Together with security and regulatory compliance challenges, these characteristics can make public cloud unsuitable for a large variety of enterprise use cases.
“By and large, the success of public cloud has is built upon a fundamental shift of responsibility for infrastructure, from internal IT teams to the external service provider. This transition has enabled IT to focus more on innovation activities, versus the undifferentiated heavy lifting of maintaining IT infrastructure. The key failing of private cloud solutions is that they still rely on a do-it-yourself approach, leaving responsibility for building and scaling infrastructure with internal IT teams,” he adds.
According to a recent survey of CIOs by Harvey-Nash, IT leaders remain overwhelmingly dissatisfied with their private cloud initiatives.
Today, a new model for cloud computing is emerging, so-called True Cloud services. True Cloud, says Thomason, combines the best characteristics of public cloud, together with the benefits of owning a private data centre.
“In True Cloud services, customers are given physically isolated infrastructure resources that are owned and operated by the cloud provider.
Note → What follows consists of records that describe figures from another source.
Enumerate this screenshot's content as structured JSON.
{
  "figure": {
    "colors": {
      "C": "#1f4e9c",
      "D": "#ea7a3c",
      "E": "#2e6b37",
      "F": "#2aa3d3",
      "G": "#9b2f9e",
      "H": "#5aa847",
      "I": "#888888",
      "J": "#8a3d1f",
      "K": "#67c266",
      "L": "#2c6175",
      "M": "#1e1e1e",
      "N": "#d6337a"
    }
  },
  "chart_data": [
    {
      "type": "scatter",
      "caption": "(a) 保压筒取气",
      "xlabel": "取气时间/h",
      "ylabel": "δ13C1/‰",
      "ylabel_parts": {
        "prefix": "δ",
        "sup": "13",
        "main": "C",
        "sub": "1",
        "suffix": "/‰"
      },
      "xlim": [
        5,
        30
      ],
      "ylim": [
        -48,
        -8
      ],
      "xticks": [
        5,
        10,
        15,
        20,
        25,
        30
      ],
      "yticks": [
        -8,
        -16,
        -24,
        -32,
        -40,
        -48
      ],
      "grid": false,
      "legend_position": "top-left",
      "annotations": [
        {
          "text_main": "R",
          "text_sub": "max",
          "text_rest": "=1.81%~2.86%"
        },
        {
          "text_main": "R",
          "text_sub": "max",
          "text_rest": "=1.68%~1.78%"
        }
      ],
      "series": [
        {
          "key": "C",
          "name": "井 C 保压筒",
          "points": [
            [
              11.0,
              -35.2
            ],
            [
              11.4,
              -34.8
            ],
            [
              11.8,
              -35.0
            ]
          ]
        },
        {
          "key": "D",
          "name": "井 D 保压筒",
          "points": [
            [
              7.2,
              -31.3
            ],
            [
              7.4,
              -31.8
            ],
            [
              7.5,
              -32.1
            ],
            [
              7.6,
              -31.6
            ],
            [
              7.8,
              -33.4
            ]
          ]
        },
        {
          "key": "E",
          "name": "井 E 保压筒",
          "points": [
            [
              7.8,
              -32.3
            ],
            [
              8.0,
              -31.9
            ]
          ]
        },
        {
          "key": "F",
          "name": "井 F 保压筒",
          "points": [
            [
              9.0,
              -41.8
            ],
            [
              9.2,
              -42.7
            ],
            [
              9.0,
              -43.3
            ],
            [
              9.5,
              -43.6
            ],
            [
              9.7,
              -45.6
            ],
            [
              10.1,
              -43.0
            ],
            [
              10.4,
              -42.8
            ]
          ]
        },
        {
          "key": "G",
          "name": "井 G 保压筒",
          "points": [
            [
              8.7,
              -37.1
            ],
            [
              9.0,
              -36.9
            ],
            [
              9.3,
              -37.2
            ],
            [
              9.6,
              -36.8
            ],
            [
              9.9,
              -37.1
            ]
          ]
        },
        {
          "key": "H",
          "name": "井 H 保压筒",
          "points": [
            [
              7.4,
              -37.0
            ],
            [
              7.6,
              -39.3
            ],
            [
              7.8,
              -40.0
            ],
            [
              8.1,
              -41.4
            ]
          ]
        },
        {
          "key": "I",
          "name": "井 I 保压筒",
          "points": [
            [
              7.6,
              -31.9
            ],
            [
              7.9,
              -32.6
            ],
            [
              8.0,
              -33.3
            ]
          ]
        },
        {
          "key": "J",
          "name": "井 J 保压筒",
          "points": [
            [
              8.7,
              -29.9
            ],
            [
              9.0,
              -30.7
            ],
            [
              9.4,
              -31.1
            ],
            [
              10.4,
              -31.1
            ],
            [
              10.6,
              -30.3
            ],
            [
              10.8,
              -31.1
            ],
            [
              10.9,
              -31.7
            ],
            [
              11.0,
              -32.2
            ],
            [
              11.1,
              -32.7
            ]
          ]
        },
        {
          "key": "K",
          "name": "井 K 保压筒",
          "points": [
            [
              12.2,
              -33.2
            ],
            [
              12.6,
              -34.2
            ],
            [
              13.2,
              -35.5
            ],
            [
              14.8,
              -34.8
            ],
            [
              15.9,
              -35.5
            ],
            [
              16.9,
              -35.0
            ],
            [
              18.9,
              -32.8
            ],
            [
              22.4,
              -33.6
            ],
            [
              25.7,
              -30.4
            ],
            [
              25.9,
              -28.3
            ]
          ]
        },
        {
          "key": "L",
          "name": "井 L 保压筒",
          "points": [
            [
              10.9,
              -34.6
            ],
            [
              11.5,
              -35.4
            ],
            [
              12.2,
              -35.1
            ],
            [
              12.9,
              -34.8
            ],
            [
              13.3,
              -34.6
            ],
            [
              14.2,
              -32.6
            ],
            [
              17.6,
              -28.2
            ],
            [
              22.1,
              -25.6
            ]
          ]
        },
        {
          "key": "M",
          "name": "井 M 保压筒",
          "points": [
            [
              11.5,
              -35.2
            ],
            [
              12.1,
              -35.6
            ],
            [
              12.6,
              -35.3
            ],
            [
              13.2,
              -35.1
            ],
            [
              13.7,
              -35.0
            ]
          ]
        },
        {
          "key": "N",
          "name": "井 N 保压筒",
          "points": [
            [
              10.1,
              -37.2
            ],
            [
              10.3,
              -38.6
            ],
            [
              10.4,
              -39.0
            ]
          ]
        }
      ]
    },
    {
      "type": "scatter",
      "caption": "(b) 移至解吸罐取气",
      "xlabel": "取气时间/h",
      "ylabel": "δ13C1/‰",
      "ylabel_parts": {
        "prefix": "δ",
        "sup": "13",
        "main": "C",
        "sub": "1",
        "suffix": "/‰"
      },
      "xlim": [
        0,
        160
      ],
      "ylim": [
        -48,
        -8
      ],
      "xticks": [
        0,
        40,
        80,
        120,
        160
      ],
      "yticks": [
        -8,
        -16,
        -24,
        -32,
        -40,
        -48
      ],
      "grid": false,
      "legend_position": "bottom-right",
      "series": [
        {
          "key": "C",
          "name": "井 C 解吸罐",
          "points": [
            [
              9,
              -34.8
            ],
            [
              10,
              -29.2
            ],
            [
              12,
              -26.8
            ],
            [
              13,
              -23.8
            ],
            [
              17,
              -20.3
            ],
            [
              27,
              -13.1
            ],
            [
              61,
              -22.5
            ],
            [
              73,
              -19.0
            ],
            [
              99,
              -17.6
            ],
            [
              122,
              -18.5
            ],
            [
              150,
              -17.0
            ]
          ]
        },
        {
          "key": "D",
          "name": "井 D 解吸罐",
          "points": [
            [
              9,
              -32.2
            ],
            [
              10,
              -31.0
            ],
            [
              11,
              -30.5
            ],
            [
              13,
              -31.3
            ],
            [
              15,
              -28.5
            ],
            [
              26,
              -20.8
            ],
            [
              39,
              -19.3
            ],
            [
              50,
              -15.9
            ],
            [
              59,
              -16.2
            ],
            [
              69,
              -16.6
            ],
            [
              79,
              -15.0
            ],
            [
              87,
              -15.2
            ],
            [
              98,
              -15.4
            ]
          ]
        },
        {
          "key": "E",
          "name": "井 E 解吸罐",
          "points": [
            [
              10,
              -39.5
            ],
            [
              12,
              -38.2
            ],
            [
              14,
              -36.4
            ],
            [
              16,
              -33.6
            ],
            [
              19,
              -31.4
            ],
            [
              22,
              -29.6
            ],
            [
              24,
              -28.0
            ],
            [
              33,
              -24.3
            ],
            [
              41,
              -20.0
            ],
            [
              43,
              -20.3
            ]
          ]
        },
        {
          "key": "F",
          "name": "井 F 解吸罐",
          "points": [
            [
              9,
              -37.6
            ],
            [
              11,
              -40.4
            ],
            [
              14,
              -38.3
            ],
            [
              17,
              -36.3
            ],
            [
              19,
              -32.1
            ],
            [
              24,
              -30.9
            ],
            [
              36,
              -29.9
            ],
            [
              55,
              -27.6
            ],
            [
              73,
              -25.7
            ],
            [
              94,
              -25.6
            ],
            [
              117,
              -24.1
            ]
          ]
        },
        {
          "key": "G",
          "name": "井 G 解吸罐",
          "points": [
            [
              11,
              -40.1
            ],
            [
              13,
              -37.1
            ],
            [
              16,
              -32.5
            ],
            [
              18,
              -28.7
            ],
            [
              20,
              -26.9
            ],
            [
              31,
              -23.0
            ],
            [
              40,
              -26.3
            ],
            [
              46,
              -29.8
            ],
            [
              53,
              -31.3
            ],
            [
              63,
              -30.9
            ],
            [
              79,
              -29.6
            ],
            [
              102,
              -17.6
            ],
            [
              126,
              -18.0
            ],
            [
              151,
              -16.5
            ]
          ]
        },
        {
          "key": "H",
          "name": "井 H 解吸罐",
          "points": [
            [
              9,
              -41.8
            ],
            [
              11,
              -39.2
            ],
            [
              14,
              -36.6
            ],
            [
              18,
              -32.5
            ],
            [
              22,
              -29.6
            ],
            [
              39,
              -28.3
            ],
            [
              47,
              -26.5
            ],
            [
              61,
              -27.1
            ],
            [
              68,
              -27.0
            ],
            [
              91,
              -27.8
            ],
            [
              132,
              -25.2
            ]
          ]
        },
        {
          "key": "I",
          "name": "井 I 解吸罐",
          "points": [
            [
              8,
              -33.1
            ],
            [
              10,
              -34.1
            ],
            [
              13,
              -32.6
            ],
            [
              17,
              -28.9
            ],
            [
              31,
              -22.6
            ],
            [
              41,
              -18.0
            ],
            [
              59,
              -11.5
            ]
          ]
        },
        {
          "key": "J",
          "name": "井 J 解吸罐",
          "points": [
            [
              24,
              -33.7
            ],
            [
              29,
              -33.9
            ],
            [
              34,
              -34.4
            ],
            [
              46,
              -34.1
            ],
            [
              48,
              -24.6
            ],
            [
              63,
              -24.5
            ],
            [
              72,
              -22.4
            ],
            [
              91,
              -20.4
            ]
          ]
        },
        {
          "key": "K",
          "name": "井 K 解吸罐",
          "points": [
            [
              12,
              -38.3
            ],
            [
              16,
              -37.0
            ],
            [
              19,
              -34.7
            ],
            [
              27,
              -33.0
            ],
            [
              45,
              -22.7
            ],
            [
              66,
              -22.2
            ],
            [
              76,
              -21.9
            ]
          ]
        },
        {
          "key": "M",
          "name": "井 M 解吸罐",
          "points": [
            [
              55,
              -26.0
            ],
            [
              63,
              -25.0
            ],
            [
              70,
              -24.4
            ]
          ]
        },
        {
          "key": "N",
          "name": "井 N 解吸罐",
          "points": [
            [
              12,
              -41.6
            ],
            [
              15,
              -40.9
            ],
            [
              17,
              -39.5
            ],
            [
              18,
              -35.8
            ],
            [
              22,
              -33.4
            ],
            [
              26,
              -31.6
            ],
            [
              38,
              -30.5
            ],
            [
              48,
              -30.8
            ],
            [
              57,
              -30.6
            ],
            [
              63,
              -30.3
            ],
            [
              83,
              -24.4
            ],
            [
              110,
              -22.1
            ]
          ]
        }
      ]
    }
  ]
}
Just like regular public cloud services, customers pay for True Cloud as they consume cloud resources, and have the ability to burst beyond their committed capacity.”
Thomason predicts that soon the demand for high-performance computing capacity at the edge of the network is expected to rise, owing to the inexorable increase of Internet of Things (IoT), mobile, and other edge computing devices. “As this shift happens, the economics and performance characteristics of public cloud services will become undesirable for these use cases.
“The emergence of True Cloud, along with the expected rise in demand for edge computing use cases, represents an unprecedented opportunity for carrier-neutral service providers to increase their value to customers in the cloud era.”
He list the benefits of this scenario as:
* Dedicated infrastructure just like private cloud;
* True public cloud consumption model supporting on-demand and reserved instances;
* High-performance cloud capacity directly connected to customer’s private data centre infrastructure;
* Lower costs for customers versus traditional public cloud services;
* Increased brand presence and customer relevance for carrier-neutral providers in the cloud era; and
* Fully prepared for anticipated demand in IoT, mobile, and other edge use cases.
Anton Jacobsz, MD of Networks Unlimited, says that carrier neutral providers partnering with HyperGrid can immediately offer True Cloud services in their facilities continent-wide. “This simplifies not only IT but also OpEx and CapEx as it eliminates many of the overhead costs and the complexity of organisations having to build and operate the infrastructure themselves.”
“HyperGrid’s service perfectly augments existing direct connect models, allowing customers to fully transition to cloud computing, without the adoption barriers and risks inherent in traditional public cloud services,” adds Thomason.